May 25—Five local organizations have been awarded grants to fund programs that address health-related issues.

The Berks County Community Foundation awarded the grants, totaling $143,500, through its Home Health Care Foundation Fund.

The purpose of the fund is to provide assistance to programs that help residents recover from illness or disability at home, support preventive health care for residents and the overall community and provide health-related care to residents.

Grants are awarded to organizations that serve residents in Berks and surrounding counties.

The Home Health Care Foundation Fund has distributed more than $658,700 since it was established at the community foundation in 2020.

The following are the grant recipients for this latest round:

—$40,000 will go to Berks Encore. The funding will support its Medically Tailored Meal pilot program, which will provide 25 people with two meals and one snack each day for 12 weeks. Medically tailored meals are delivered to those living with severe illness who are on diets designed to improve health outcomes, lower the cost of care and increase patient satisfaction.

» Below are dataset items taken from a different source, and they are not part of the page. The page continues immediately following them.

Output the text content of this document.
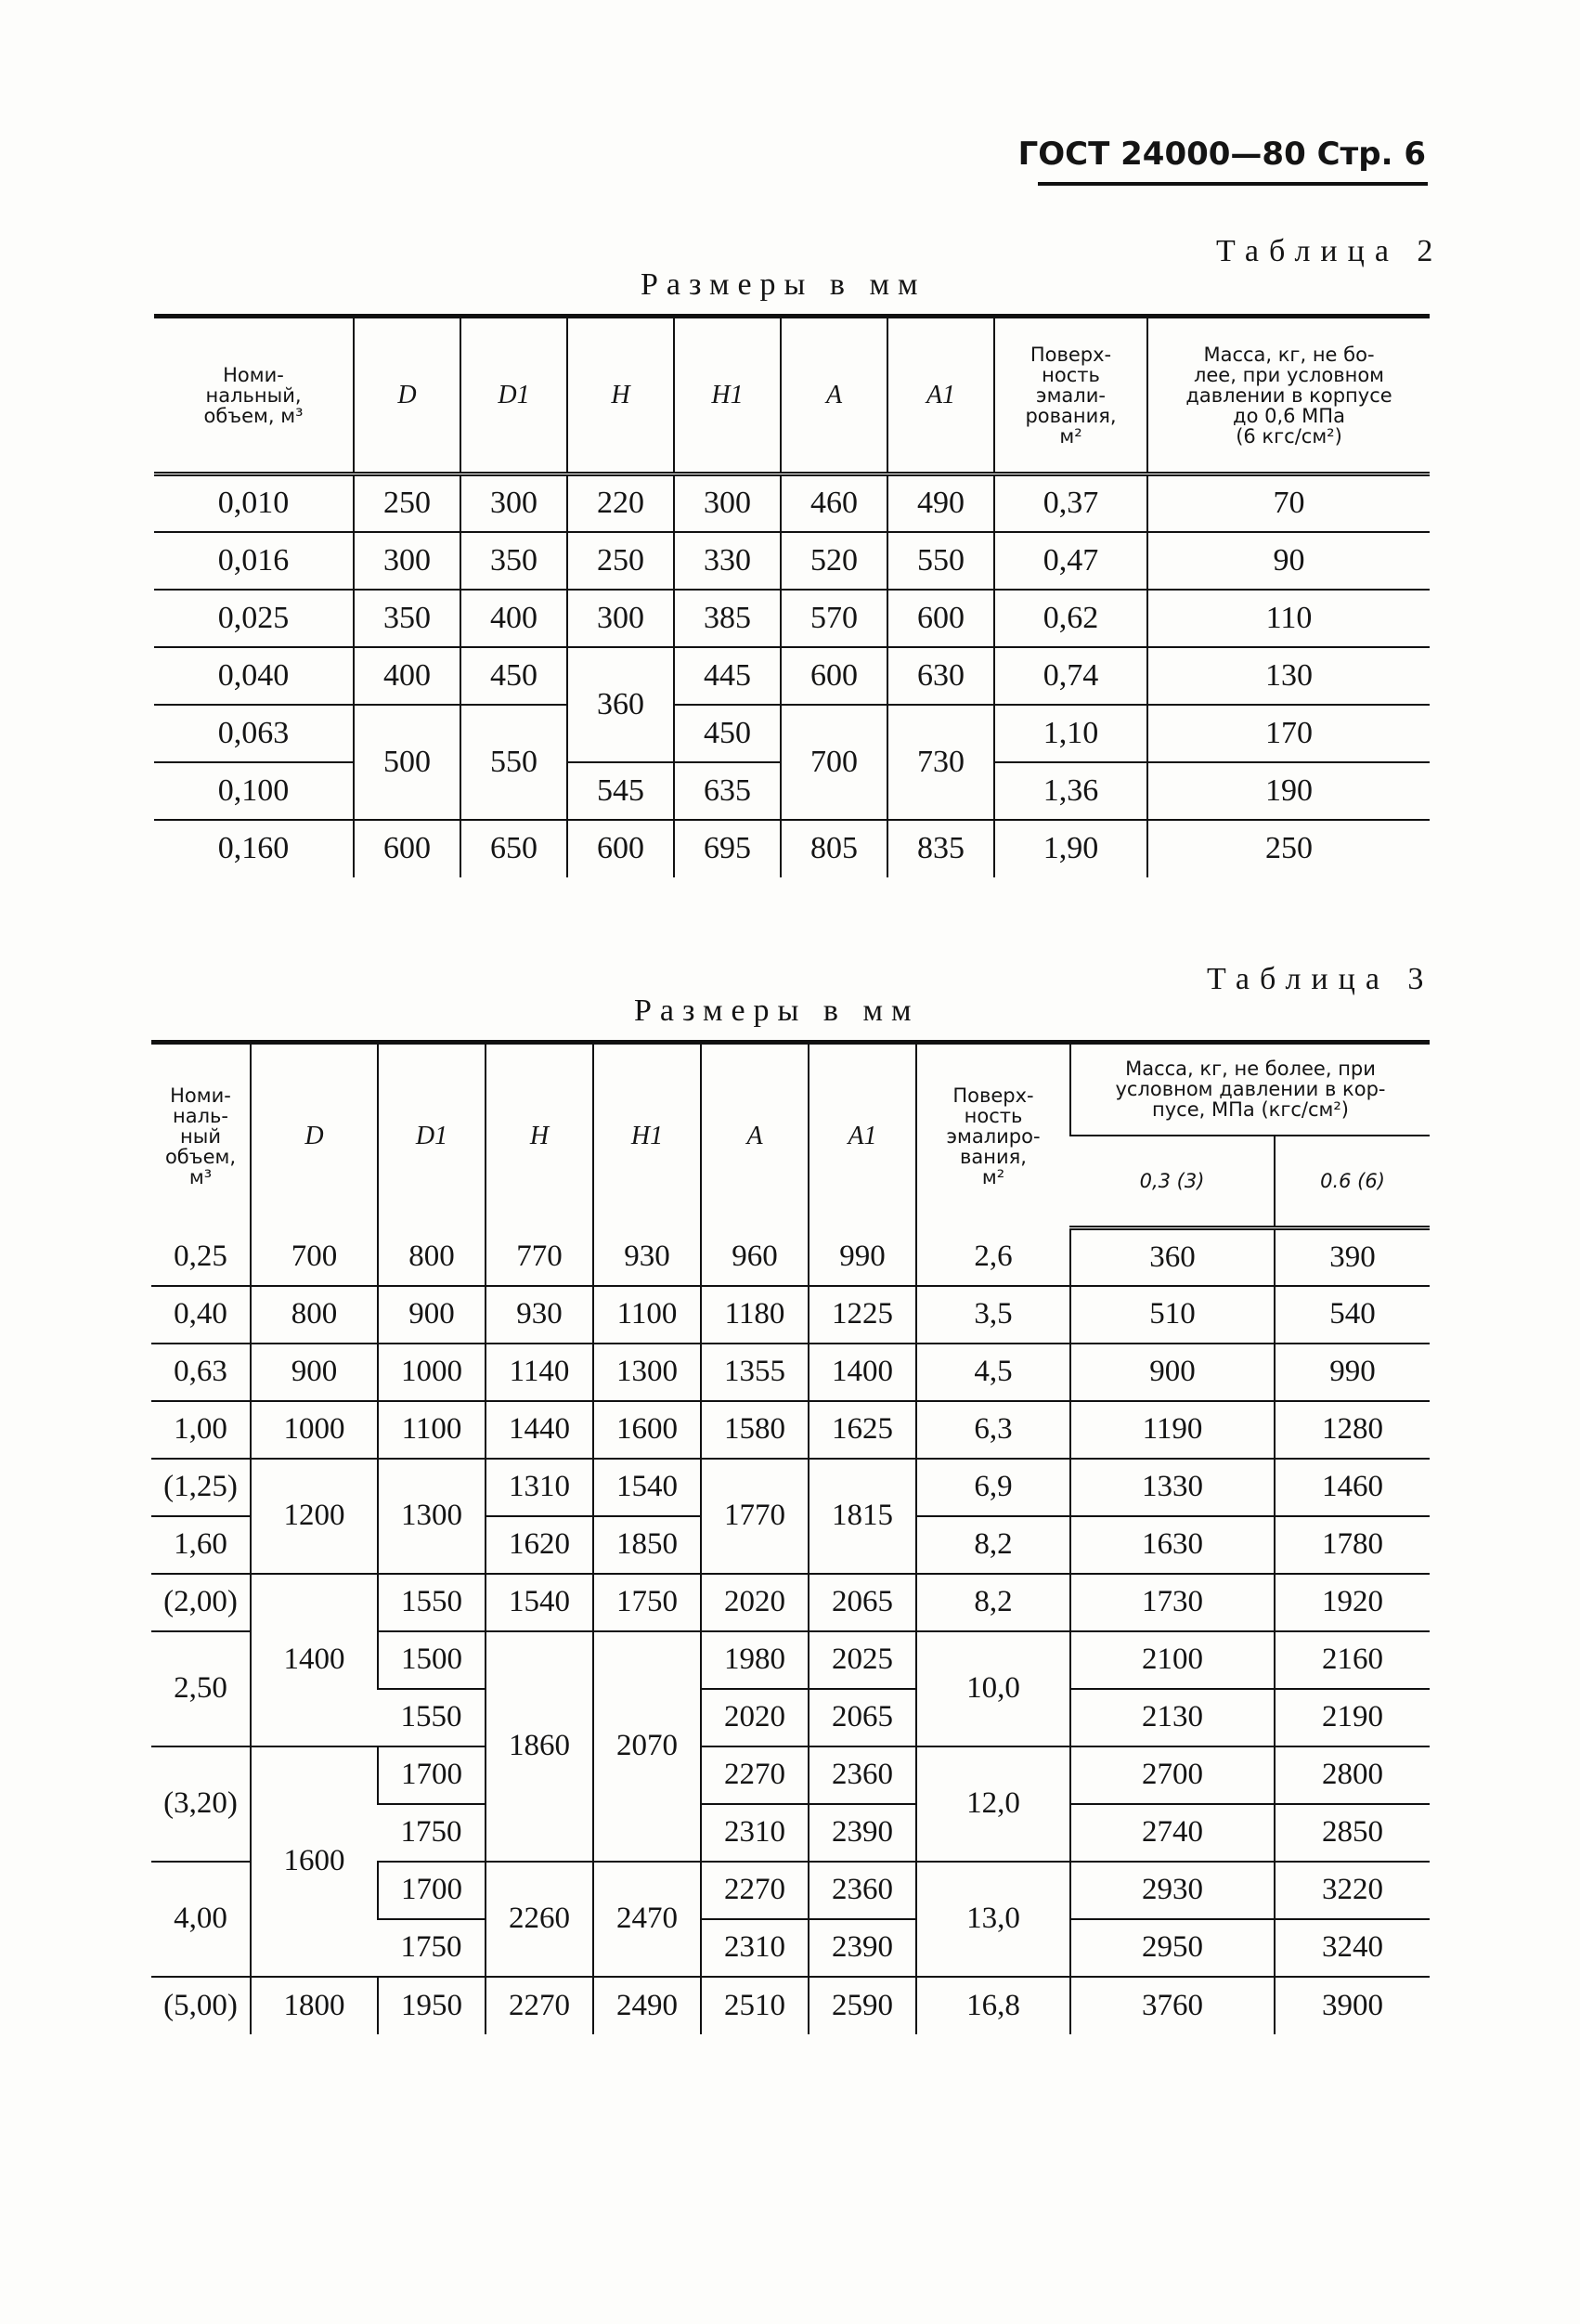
ГОСТ 24000—80 Стр. 6
Таблица 2
Размеры в мм
Номи-
нальный,
объем, м³	D	D1	H	H1	A	A1	Поверх-
ность
эмали-
рования,
м²	Масса, кг, не бо-
лее, при условном
давлении в корпусе
до 0,6 МПа
(6 кгс/см²)
0,010	250	300	220	300	460	490	0,37	70
0,016	300	350	250	330	520	550	0,47	90
0,025	350	400	300	385	570	600	0,62	110
0,040	400	450	360	445	600	630	0,74	130
0,063	500	550		450	700	730	1,10	170
0,100			545	635			1,36	190
0,160	600	650	600	695	805	835	1,90	250
Таблица 3
Размеры в мм
Номи-
наль-
ный
объем,
м³	D	D1	H	H1	A	A1	Поверх-
ность
эмалиро-
вания,
м²	Масса, кг, не более, при
условном давлении в кор-
пусе, МПа (кгс/см²)	
								0,3 (3)	0.6 (6)
0,25	700	800	770	930	960	990	2,6	360	390
0,40	800	900	930	1100	1180	1225	3,5	510	540
0,63	900	1000	1140	1300	1355	1400	4,5	900	990
1,00	1000	1100	1440	1600	1580	1625	6,3	1190	1280
(1,25)	1200	1300	1310	1540	1770	1815	6,9	1330	1460
1,60			1620	1850			8,2	1630	1780
(2,00)	1400	1550	1540	1750	2020	2065	8,2	1730	1920
2,50		1500	1860	2070	1980	2025	10,0	2100	2160
		1550			2020	2065		2130	2190
(3,20)	1600	1700			2270	2360	12,0	2700	2800
		1750			2310	2390		2740	2850
4,00		1700	2260	2470	2270	2360	13,0	2930	3220
		1750			2310	2390		2950	3240
(5,00)	1800	1950	2270	2490	2510	2590	16,8	3760	3900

—$40,000 will go to the Western Berks Ambulance Association. The funding will support ongoing cardiac monitor replacements.

—$30,000 will go to Opportunity House. The funding will help cover the costs of renovating two storage rooms into bedrooms for shelter residents recovering from illness, replace 75 shelter mattresses and support the salary of a new social worker who will coordinate a program for at-home testing and recovery from COVID.

—$27,000 will go to the YMCA of Reading & Berks County to provide funding for its blood pressure self-monitoring program, which is designed to help adults with hypertension lower and manage their blood pressure. The grant will cover the cost for 108 participants in the first year of this program, including blood pressure monitors and cuffs for each participant.

—$6,500 will go to the John Paul II Center for Special Learning for medical and mental health crisis preparedness. The center said the pandemic highlighted the center's need to expand its medical supplies and train to respond more quickly to medical emergencies and mental health crises.

The fund will accept applications for another round of grants from June 1 until Aug. 15 at bccf.link/grants. The maximum amount available for each organization is $40,000.